Очевидно, что ни Джон Шейд, ни его создатель не являются особенно компанейскими людьми.

Я не состою ни в одном клубе и не принадлежу ни к одной группе. Я не рыбачу, не готовлю еду, не танцую, не рекомендую книги, не даю автографов, не подписываю декларации, не ем устриц, не напиваюсь, не хожу в церковь, не посещаю психоаналитиков и не принимаю участия в демонстрациях.

Порою мне кажется, что в ваших романах — например, в «Камере обскуре» («Смех во тьме») — присутствует струя извращенной жестокости.

Не знаю. Может быть. Некоторые из моих персонажей, несомненно, порядочные скоты, но мне, в общем-то, наплевать, они пребывают вне моего «я», подобно горестным монстрам на фасаде собора — демонам, установленным там потому лишь, чтобы показать, что их вышвырнули пинком под зад. На самом деле я мягкий пожилой господин, ненавидящий жестокость.

...
Перевод Марка Дадяна

3

Этот диалог с Олвином Тоффлером появился в январском номере «Плейбоя» за 1964 год. Обе стороны приложили огромные усилия, чтобы создать иллюзию спонтанной беседы. В действительности моя часть, в том виде, в каком она вышла, полностью совпадает с ответами, каждое слово которых было написано мною от руки заранее, до публикации, дабы представить их Тоффлеру, приехавшему в Монтрё в середине марта 1963 года. В настоящем тексте учитывается порядок заданных моим интервьюером вопросов, а также тот факт, что несколько последовательно идущих страниц моего напечатанного текста были, очевидно, потеряны при пересылке. Egreto perambis doribus! [Эта фраза лишь выглядит как латинская, но на самом деле ничего не означает. Существуют ее различные интерпретации, не только весьма фантастические, но и не вписывающиеся в контекст. — Примеч. переводчика.]

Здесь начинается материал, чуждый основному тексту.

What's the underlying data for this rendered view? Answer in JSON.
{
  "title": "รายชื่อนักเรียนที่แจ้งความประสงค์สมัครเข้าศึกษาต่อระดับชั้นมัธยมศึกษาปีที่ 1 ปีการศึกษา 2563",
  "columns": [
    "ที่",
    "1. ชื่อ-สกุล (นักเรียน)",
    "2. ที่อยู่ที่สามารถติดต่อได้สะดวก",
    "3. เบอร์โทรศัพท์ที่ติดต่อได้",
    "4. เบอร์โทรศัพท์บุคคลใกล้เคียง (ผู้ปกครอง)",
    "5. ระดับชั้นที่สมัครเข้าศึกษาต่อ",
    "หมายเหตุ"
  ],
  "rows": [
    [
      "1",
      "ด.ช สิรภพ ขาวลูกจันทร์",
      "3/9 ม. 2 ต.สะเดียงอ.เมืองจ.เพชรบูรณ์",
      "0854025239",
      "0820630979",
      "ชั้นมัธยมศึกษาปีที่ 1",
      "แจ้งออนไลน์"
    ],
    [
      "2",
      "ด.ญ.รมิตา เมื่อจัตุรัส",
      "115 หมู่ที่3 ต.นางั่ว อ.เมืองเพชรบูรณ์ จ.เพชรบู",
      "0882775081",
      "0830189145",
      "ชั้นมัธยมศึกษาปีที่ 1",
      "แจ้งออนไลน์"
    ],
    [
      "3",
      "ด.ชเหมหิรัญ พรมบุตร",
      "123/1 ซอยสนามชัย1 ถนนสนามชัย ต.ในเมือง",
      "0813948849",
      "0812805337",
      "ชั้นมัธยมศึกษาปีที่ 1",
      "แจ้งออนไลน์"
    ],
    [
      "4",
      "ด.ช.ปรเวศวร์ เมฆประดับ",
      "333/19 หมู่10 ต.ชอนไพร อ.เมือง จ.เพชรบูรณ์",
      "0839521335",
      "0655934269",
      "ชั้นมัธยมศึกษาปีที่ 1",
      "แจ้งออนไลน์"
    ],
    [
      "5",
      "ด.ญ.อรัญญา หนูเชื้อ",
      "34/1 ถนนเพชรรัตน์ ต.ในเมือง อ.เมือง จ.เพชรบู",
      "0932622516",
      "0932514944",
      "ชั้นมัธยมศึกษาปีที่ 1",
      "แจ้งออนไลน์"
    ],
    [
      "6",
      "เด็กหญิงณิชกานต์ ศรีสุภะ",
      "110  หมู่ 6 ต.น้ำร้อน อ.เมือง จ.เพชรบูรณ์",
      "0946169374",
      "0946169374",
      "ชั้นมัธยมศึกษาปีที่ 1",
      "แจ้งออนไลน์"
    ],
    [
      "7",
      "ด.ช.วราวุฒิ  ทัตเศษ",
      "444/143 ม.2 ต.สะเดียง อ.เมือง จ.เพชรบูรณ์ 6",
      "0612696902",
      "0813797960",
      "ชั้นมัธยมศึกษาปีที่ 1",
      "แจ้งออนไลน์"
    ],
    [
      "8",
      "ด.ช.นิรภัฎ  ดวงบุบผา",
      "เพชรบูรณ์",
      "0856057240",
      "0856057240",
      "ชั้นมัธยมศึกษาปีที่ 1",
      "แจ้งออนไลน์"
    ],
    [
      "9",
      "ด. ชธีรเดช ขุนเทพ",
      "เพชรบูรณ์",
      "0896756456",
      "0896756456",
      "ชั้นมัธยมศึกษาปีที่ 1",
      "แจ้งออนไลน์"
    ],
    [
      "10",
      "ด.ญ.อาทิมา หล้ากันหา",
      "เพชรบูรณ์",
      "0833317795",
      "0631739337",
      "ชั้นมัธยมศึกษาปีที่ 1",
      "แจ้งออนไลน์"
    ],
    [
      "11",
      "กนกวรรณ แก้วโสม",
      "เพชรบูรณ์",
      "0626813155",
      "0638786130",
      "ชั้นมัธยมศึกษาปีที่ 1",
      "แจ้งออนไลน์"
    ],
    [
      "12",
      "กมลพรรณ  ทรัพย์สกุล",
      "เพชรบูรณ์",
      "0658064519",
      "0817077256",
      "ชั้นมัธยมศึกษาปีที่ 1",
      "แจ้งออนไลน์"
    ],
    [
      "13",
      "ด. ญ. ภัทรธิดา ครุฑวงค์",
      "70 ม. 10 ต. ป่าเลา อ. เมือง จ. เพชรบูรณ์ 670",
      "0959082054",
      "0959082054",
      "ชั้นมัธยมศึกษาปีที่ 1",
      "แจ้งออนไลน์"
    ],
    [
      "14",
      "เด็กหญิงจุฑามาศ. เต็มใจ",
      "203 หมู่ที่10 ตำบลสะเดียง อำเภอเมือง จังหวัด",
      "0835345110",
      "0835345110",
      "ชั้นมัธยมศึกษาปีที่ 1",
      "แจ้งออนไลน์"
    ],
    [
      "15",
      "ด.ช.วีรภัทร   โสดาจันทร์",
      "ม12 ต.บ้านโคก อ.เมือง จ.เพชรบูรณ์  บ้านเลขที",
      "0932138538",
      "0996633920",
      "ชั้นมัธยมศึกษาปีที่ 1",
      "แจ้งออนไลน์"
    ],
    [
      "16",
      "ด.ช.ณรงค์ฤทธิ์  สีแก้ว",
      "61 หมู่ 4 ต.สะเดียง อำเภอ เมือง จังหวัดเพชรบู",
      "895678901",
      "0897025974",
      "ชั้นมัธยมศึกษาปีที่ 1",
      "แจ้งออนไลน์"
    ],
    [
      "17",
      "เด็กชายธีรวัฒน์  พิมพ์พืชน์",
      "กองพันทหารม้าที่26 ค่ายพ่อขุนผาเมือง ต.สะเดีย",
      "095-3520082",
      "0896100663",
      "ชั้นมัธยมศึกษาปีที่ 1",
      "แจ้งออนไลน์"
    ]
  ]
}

После публикации «Лолиты» в Америке в 1958 году ваши слава и состояние выросли почти внезапно, словно грибы, — от высокой репутации среди литературных cognoscenti [Ценители (ит.).], которой вы пользовались более тридцати лет, до шумного одобрения и брани по адресу всемирно известного автора сенсационного бестселлера. После такого cause célèbre [Громкое дело (фр.).] вы когда-нибудь жалели, что написали «Лолиту»?

Напротив, я содрогаюсь теперь при воспоминании, что были моменты в 1950-м, потом в 1951 году, когда я чуть не сжег черный дневничок Гумберта. Нет, я никогда не пожалею о «Лолите». Это напоминало составление прекрасной головоломки — составление и в то же время ее разгадывание, поскольку одно есть зеркальное отражение другого, в зависимости от того, откуда смотришь. Конечно, она совершенно затмила другие мои произведения, во всяком случае, те, которые я написал по-английски: «Истинная жизнь Себастьяна Найта», «Под знаком незаконнорожденных», мои рассказы, книгу воспоминаний, но я не могу осуждать ее за это.

В этой мифической нимфетке есть странное нежное обаяние.

Хотя многие читатели и критики не согласятся с тем, что ее обаяние нежное, мало кто будет отрицать, что оно своеобразное, — настолько, что, когда режиссер Стэнли Кубрик объявил о своем намерении сделать фильм по «Лолите», вы, как известно, говорили: «Конечно, им придется изменить сюжет. Возможно, они сделают Лолиту карлицей. Или ей будет в фильме шестнадцать, а Гумберту двадцать шесть». Хотя в конце концов вы сами написали сценарий, некоторые критики осудили фильм за то, что в нем якобы разбавлена основная сюжетная линия. Вы удовлетворены результатом?

Мне казалось, что фильм получился просто первоклассный. Четыре основных актера заслуживают самых высоких похвал. Сью Лайон, приносящая поднос с завтраком или по-детски натягивающая свитер в машине, — моменты незабываемой игры и режиссуры. Убийство Куильти — шедевр, как и смерть миссис Гейз. Должен отметить, однако, что я не имел никакого отношения к самим съемкам фильма. Будь это так, наверное, я бы настоял на том, чтобы подчеркнуть некоторые вещи, которые не были подчеркнуты, например мотели, где они останавливались. Я только написал сценарий, большая часть которого была использована Кубриком. А если что и «разбавлено», то не с моего кропила.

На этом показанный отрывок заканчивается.